The function reschedule_sample_webcam, that is used for scheduling new occurrences of the _sample_webcam event, implements a simple adaptive load-balancing strategy. It uses xronos.Reactor.get_lag() to inspect how closely events are processed with respect to real-time. If the lag is greater than sample_period we skip a number of samples. Note that event itself is declared to carry no value. Therefore, it is scheduled using value=None.

def reschedule_sample_webcam(
    self, action: xronos.ProgrammableTimerEffect[None]
) -> None:
    next_sample_time = self.sample_period + self.sample_period * math.floor(
        self.get_lag() / self.sample_period
    )
    action.schedule(value=None, delay=next_sample_time)

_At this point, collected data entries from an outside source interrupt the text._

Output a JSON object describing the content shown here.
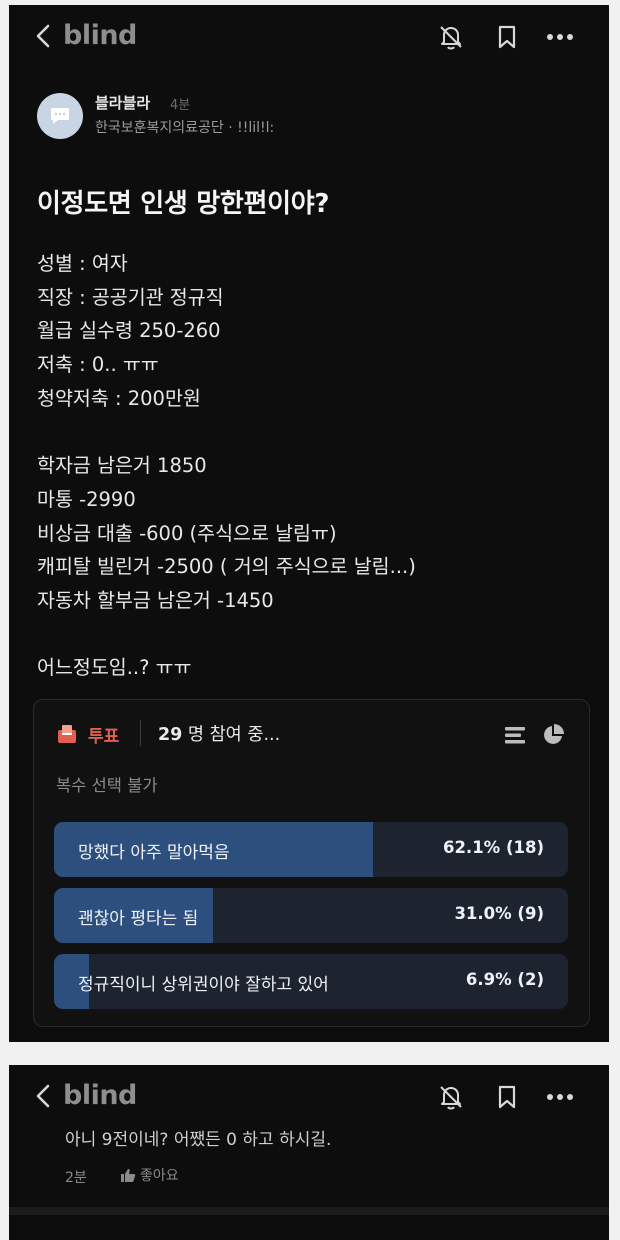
{
  "app": {
    "logo": "blind"
  },
  "post": {
    "author": "블라블라",
    "time": "4분",
    "company": "한국보훈복지의료공단 · !!lil!l:",
    "title": "이정도면 인생 망한편이야?",
    "lines": [
      "성별 : 여자",
      "직장 : 공공기관 정규직",
      "월급 실수령 250-260",
      "저축 : 0.. ㅠㅠ",
      "청약저축 : 200만원",
      "",
      "학자금 남은거 1850",
      "마통 -2990",
      "비상금 대출 -600 (주식으로 날림ㅠ)",
      "캐피탈 빌린거 -2500 ( 거의 주식으로 날림...)",
      "자동차 할부금 남은거 -1450",
      "",
      "어느정도임..? ㅠㅠ"
    ]
  },
  "poll": {
    "label": "투표",
    "count": "29",
    "count_suffix": " 명 참여 중...",
    "subtitle": "복수 선택 불가",
    "options": [
      {
        "label": "망했다 아주 말아먹음",
        "percent": 62.1,
        "result": "62.1% (18)"
      },
      {
        "label": "괜찮아 평타는 됨",
        "percent": 31.0,
        "result": "31.0% (9)"
      },
      {
        "label": "정규직이니 상위권이야 잘하고 있어",
        "percent": 6.9,
        "result": "6.9% (2)"
      }
    ]
  },
  "screen2": {
    "comment": "아니 9전이네? 어쨌든 0 하고 하시길.",
    "time": "2분",
    "like_label": "좋아요"
  },
  "icons": [
    "back-chevron-icon",
    "bell-off-icon",
    "bookmark-icon",
    "more-icon",
    "chat-bubble-icon",
    "ballot-box-icon",
    "bar-list-icon",
    "pie-chart-icon",
    "thumbs-up-icon"
  ],
  "colors": {
    "background": "#0d0d0d",
    "poll_accent": "#e0604f",
    "bar_fill": "#2d4f7e",
    "bar_track": "#1d2430"
  }
}
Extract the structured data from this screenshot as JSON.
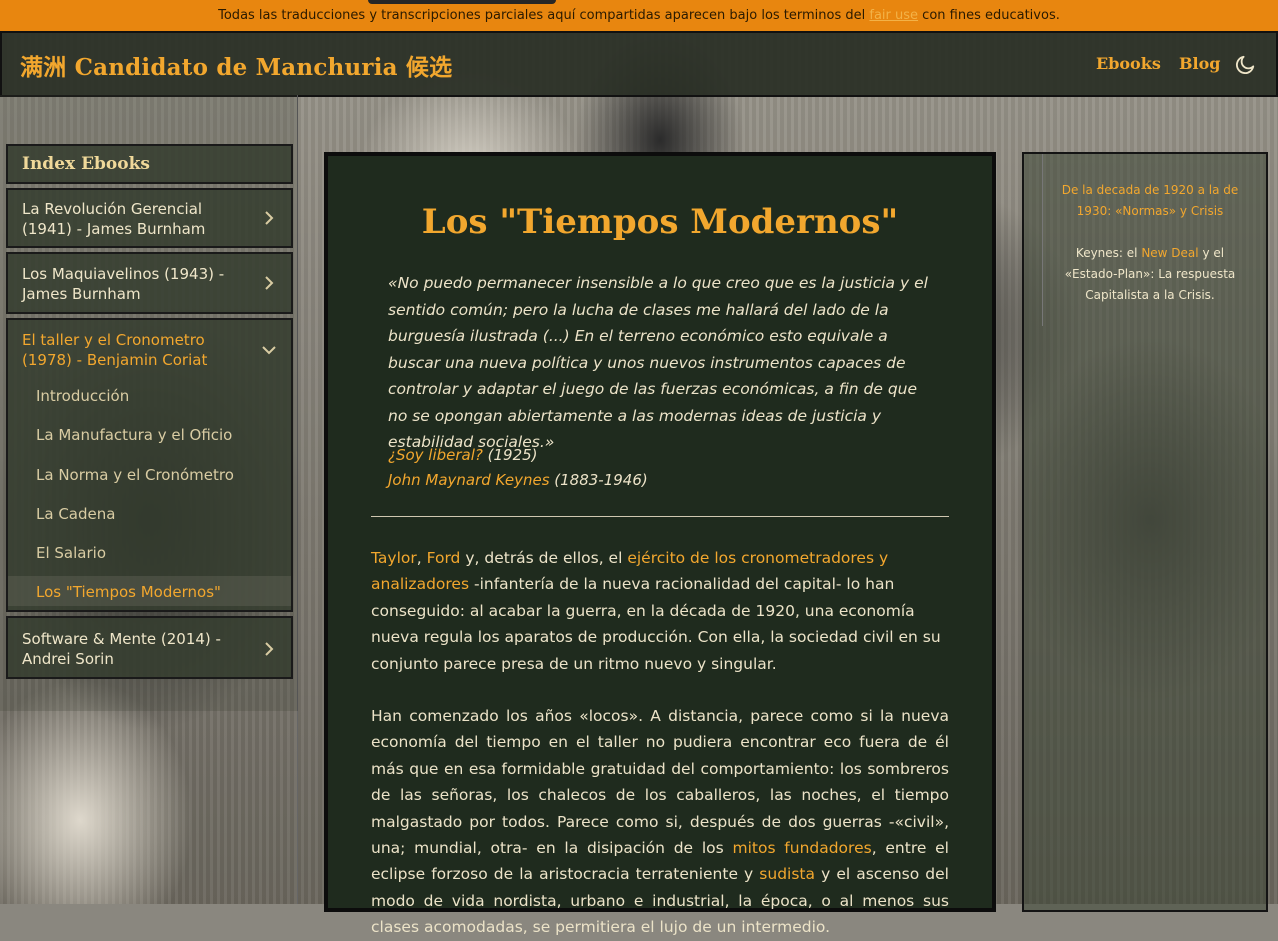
{
  "topbar": {
    "text_before": "Todas las traducciones y transcripciones parciales aquí compartidas aparecen bajo los terminos del ",
    "link": "fair use",
    "text_after": " con fines educativos."
  },
  "navbar": {
    "title": "满洲 Candidato de Manchuria 候选",
    "links": [
      "Ebooks",
      "Blog"
    ],
    "theme_icon": "moon-icon"
  },
  "sidebar": {
    "index_title": "Index Ebooks",
    "ebooks": [
      {
        "label": "La Revolución Gerencial (1941) - James Burnham",
        "icon": "chevron-right-icon"
      },
      {
        "label": "Los Maquiavelinos (1943) - James Burnham",
        "icon": "chevron-right-icon"
      },
      {
        "label": "El taller y el Cronometro (1978) - Benjamin Coriat",
        "icon": "chevron-down-icon",
        "chapters": [
          "Introducción",
          "La Manufactura y el Oficio",
          "La Norma y el Cronómetro",
          "La Cadena",
          "El Salario",
          "Los \"Tiempos Modernos\""
        ]
      },
      {
        "label": "Software & Mente (2014) - Andrei Sorin",
        "icon": "chevron-right-icon"
      }
    ]
  },
  "main": {
    "title": "Los \"Tiempos Modernos\"",
    "quote": "«No puedo permanecer insensible a lo que creo que es la justicia y el sentido común; pero la lucha de clases me hallará del lado de la burguesía ilustrada (...) En el terreno económico esto equivale a buscar una nueva política y unos nuevos instrumentos capaces de controlar y adaptar el juego de las fuerzas económicas, a fin de que no se opongan abiertamente a las modernas ideas de justicia y estabilidad sociales.»",
    "cite_work": "¿Soy liberal?",
    "cite_work_year": " (1925)",
    "cite_author": "John Maynard Keynes",
    "cite_author_years": " (1883-1946)",
    "p1": {
      "link1": "Taylor",
      "sep": ", ",
      "link2": "Ford",
      "mid": " y, detrás de ellos, el ",
      "link3": "ejército de los cronometradores y analizadores",
      "rest": " -infantería de la nueva racionalidad del capital- lo han conseguido: al acabar la guerra, en la década de 1920, una economía nueva regula los aparatos de producción. Con ella, la sociedad civil en su conjunto parece presa de un ritmo nuevo y singular."
    },
    "p2": {
      "a": "Han comenzado los años «locos». A distancia, parece como si la nueva economía del tiempo en el taller no pudiera encontrar eco fuera de él más que en esa formidable gratuidad del comportamiento: los sombreros de las señoras, los chalecos de los caballeros, las noches, el tiempo malgastado por todos. Parece como si, después de dos guerras -«civil», una; mundial, otra- en la disipación de los ",
      "link1": "mitos fundadores",
      "b": ", entre el eclipse forzoso de la aristocracia terrateniente y ",
      "link2": "sudista",
      "c": " y el ascenso del modo de vida nordista, urbano e industrial, la época, o al menos sus clases acomodadas, se permitiera el lujo de un intermedio."
    }
  },
  "toc": {
    "item1": "De la decada de 1920 a la de 1930: «Normas» y Crisis",
    "item2_a": "Keynes: el ",
    "item2_b": "New Deal",
    "item2_c": " y el «Estado-Plan»: La respuesta Capitalista a la Crisis."
  },
  "colors": {
    "accent": "#f2a72e",
    "topbar": "#e8860f",
    "panel": "#1f2b1e"
  }
}
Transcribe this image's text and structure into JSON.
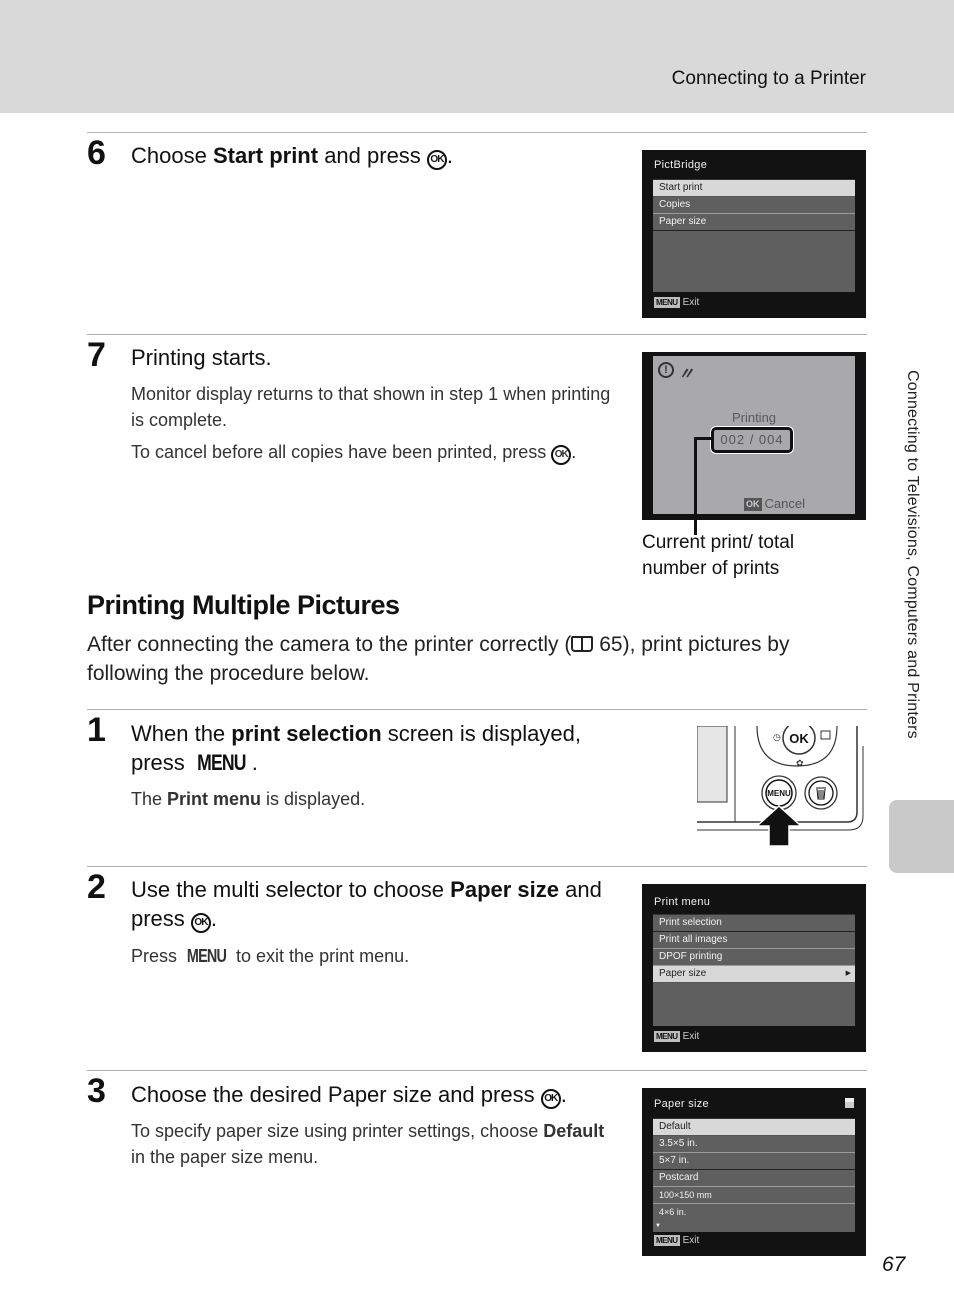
{
  "header": {
    "title": "Connecting to a Printer"
  },
  "side_tab": {
    "label": "Connecting to Televisions, Computers and Printers"
  },
  "page_number": "67",
  "steps_top": [
    {
      "number": "6",
      "title_parts": [
        "Choose ",
        "Start print",
        " and press ",
        "OK",
        "."
      ],
      "screen": {
        "title": "PictBridge",
        "items": [
          "Start print",
          "Copies",
          "Paper size"
        ],
        "selected_index": 0,
        "footer_key": "MENU",
        "footer_label": "Exit"
      }
    },
    {
      "number": "7",
      "title": "Printing starts.",
      "body_1": "Monitor display returns to that shown in step 1 when printing is complete.",
      "body_2_text": "To cancel before all copies have been printed, press ",
      "body_2_key": "OK",
      "screen": {
        "status_label": "Printing",
        "counter": "002 / 004",
        "current_print": 2,
        "total_prints": 4,
        "cancel_key": "OK",
        "cancel_label": "Cancel"
      },
      "callout": "Current print/ total number of prints"
    }
  ],
  "section": {
    "title": "Printing Multiple Pictures",
    "intro_before": "After connecting the camera to the printer correctly (",
    "intro_ref": "65",
    "intro_after": "), print pictures by following the procedure below."
  },
  "steps_bottom": [
    {
      "number": "1",
      "title_parts": [
        "When the ",
        "print selection",
        " screen is displayed, press ",
        "MENU",
        "."
      ],
      "body_parts": [
        "The ",
        "Print menu",
        " is displayed."
      ],
      "illustration": {
        "ok_label": "OK",
        "menu_label": "MENU"
      }
    },
    {
      "number": "2",
      "title_parts": [
        "Use the multi selector to choose ",
        "Paper size",
        " and press ",
        "OK",
        "."
      ],
      "body_parts": [
        "Press ",
        "MENU",
        " to exit the print menu."
      ],
      "screen": {
        "title": "Print menu",
        "items": [
          "Print selection",
          "Print all images",
          "DPOF printing",
          "Paper size"
        ],
        "selected_index": 3,
        "footer_key": "MENU",
        "footer_label": "Exit"
      }
    },
    {
      "number": "3",
      "title_parts": [
        "Choose the desired Paper size and press ",
        "OK",
        "."
      ],
      "body_parts": [
        "To specify paper size using printer settings, choose ",
        "Default",
        " in the paper size menu."
      ],
      "screen": {
        "title": "Paper size",
        "items": [
          "Default",
          "3.5×5 in.",
          "5×7 in.",
          "Postcard",
          "100×150 mm",
          "4×6 in."
        ],
        "selected_index": 0,
        "footer_key": "MENU",
        "footer_label": "Exit"
      }
    }
  ]
}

The on_shutdown reaction is triggered by the shutdown event. The handler frees up resources and gracefully shuts the camera stream down. Even in response to an unhandled exception or Ctrl+C, the shutdown handler is invoked and closes the video stream.

@xronos.reaction
def on_shutdown(self, interface: xronos.ReactionInterface) -> Callable[[], None]:
    interface.add_trigger(self.shutdown)

    def handler() -> None:
        print("Cleaning up WebCam")
        if self.stream.isOpened():
            self.stream.release()

    return handler

DNN reactor

The DNN reactor is found in DNN.py. It declares an input port called frame and output port called result.

class DNN(xronos.Reactor):
    frame = xronos.InputPortDeclaration[cv2.typing.MatLike]()
    result = xronos.OutputPortDeclaration[
        tuple[list[str], NDArray[np.float32], NDArray[np.float32]]
    ]()

The __init__ method checks whether there is a GPU with CUDA support and loads the YOLO model parameters using the ultralytics module.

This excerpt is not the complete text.